A afinidade foi espontânea, e novas coincidências se revelaram. Se Arrigo, de cá, colocava sua obra às voltas com crocodilos e tubarões, de lá Muñoz já sondara artisticamente a vida dos macacos e escrevera "A Paixão Segundo os Hipopótamos". "Isso não quer dizer que sejamos "animalistas'", brinca Muñoz. "Usamos os animais como signos de representação de atitudes humanas."
O convite de parceria partiu, afinal, de Arrigo, e foi recebido com entusiasmo por Muñoz. "A linguagem musical, para mim, havia alcançado um teto, e a partir daí era só repetição. O encontro com Arrigo significou o encontro com um irmão artístico com muito mais linguagem musical que eu."

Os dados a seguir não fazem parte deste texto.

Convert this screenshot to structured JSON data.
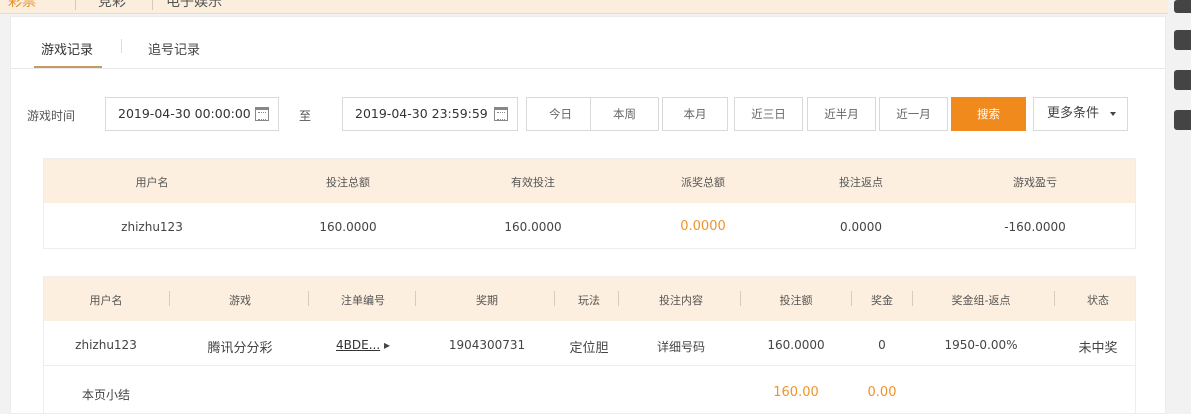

Juntos, foram tecendo relações entre Freud, a obra fundadora de Arrigo ("Clara Crocodilo", de 80), até a coincidência de a psicanalista de Muñoz se chamar Clara. A atriz e cantora Cida Moreira, também intérprete de "Clara Crocodilo" e também psicanalista, foi convocada para o papel de Clara.
O jovem Tiago Pinheiro ficou com o personagem do músico Antônio da Ponte (Arrigo pensara em interpretá-lo, mas desistiu por julgar que precisava de um cantor de fato). Os cantores líricos Celine Imbert e Sandro Cristopher interpretam a mãe e o pai de Antônio. Arrigo e Ana Amélia fazem vezes de narradores, e Carlos Careqa tem participação especial.
Luís Gê, parceiro de Arrigo dos tempos de "Tubarões Voadores", ficou com a função de dotar um dos segmentos pop da ópera (que é erudita, segundo opinião unânime de criadores e elenco) da linguagem dos quadrinhos.
Da relação entre os personagens de Tiago e Celine se desenvolve o "caso clínico" do título, iniciado pela visão do protagonista, aos cinco anos, de sua mãe, nua, tocando violoncelo. Projetada na parede, a sombra revelava-a atravessada pelo arco do cello, imprimindo no futuro artista imagem castradora de morte e sexo.
À pergunta que ronda o tempo todo, então: o caso clínico do criador temeroso do piano-crocodilo é autobiográfico? "Nós dois somos o homem do crocodilo, mas não é uma história autobiográfica", começa Muñoz.
"Quando comecei a criar esse trabalho, passava por um período de crise, estava mesmo abandonando a carreira musical, vendo que não havia mais perspectiva no Brasil. Apesar disso, não tem muito a ver com minha história musical. É apenas uma história que me atrai", completa Arrigo.


O HOMEM DOS CROCODILOS - ópera contemporânea de Arrigo Barnabé e Alberto Muñoz. Onde: Centro Cultural Banco do Brasil (r. Álvares Penteado, 112, Centro, SP). Quando: pré-estréia hoje, às 18h; em cartaz de 16 a 18 e 21 a 25 de novembro, às 18h. Quanto: R$ 15.